While we believe these MIA methodologies are novel, our primary claim is not that these attacks achieve high performance in practice. Rather, we introduce an initial toolkit for privacy auditing of synthetic text data, quantify the gap with model-based attacks and examine optimal canary design within this framework.

(Q1) It would be helpful to see the MIA scores when transitioning from the last words of the prefix to the first words of the suffix in generated canaries to demonstrate their effectiveness.

Thank you for the suggestion. We will add results on MIA scores for varying length of the target sequence, indicating the transition from prefix to suffix, and will include these results as part of the rebuttal (anticipated by next Monday).

Due to technical reasons, we have not been able to generate results for an additional, third dataset in time for the end of the rebuttal phase.

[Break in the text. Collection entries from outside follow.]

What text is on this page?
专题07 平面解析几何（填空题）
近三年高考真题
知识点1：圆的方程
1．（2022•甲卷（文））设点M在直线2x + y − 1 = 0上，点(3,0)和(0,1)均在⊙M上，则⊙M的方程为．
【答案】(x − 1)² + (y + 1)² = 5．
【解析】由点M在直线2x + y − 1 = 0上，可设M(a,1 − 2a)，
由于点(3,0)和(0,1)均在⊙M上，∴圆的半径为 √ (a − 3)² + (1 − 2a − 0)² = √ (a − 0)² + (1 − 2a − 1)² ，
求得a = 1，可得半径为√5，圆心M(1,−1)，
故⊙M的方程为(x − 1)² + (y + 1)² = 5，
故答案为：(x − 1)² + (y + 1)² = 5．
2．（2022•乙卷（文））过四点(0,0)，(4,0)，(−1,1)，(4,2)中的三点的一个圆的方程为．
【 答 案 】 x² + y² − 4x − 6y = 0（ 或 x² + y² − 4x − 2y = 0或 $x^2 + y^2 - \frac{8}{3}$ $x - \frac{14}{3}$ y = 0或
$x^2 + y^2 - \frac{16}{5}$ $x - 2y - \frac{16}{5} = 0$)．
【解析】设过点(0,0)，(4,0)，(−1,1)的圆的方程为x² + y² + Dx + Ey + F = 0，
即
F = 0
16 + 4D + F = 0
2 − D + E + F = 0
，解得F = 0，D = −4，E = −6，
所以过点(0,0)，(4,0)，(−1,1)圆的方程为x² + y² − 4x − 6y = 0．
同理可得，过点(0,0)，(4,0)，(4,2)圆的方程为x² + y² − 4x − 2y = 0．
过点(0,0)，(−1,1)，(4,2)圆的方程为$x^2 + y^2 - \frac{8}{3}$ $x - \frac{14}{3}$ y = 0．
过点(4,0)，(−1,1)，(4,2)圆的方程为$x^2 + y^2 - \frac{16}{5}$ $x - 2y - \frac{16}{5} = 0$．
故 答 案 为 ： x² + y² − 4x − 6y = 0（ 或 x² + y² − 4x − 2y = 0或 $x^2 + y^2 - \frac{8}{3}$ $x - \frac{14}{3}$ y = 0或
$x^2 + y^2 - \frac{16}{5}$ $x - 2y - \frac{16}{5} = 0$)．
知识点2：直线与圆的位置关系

Yet, we hope that the reviewers and AC recognize that our results are consistent for the two datasets already considered in the manuscript, supporting the claims made in the introduction.

In particular, we find that canaries with in-distribution prefix and an out-of-distribution suffix consistently lead to better MIA performance (in terms of higher AUC ROC score, but especially in terms of higher TPR at low FPR) than in-distribution or high perplexity OOD canaries normally used in model-based attacks (see Figure 1 (c,f) and Figure 6 (c,f)). We will work diligently to include results for an additional dataset in an eventual camera-ready version of the paper.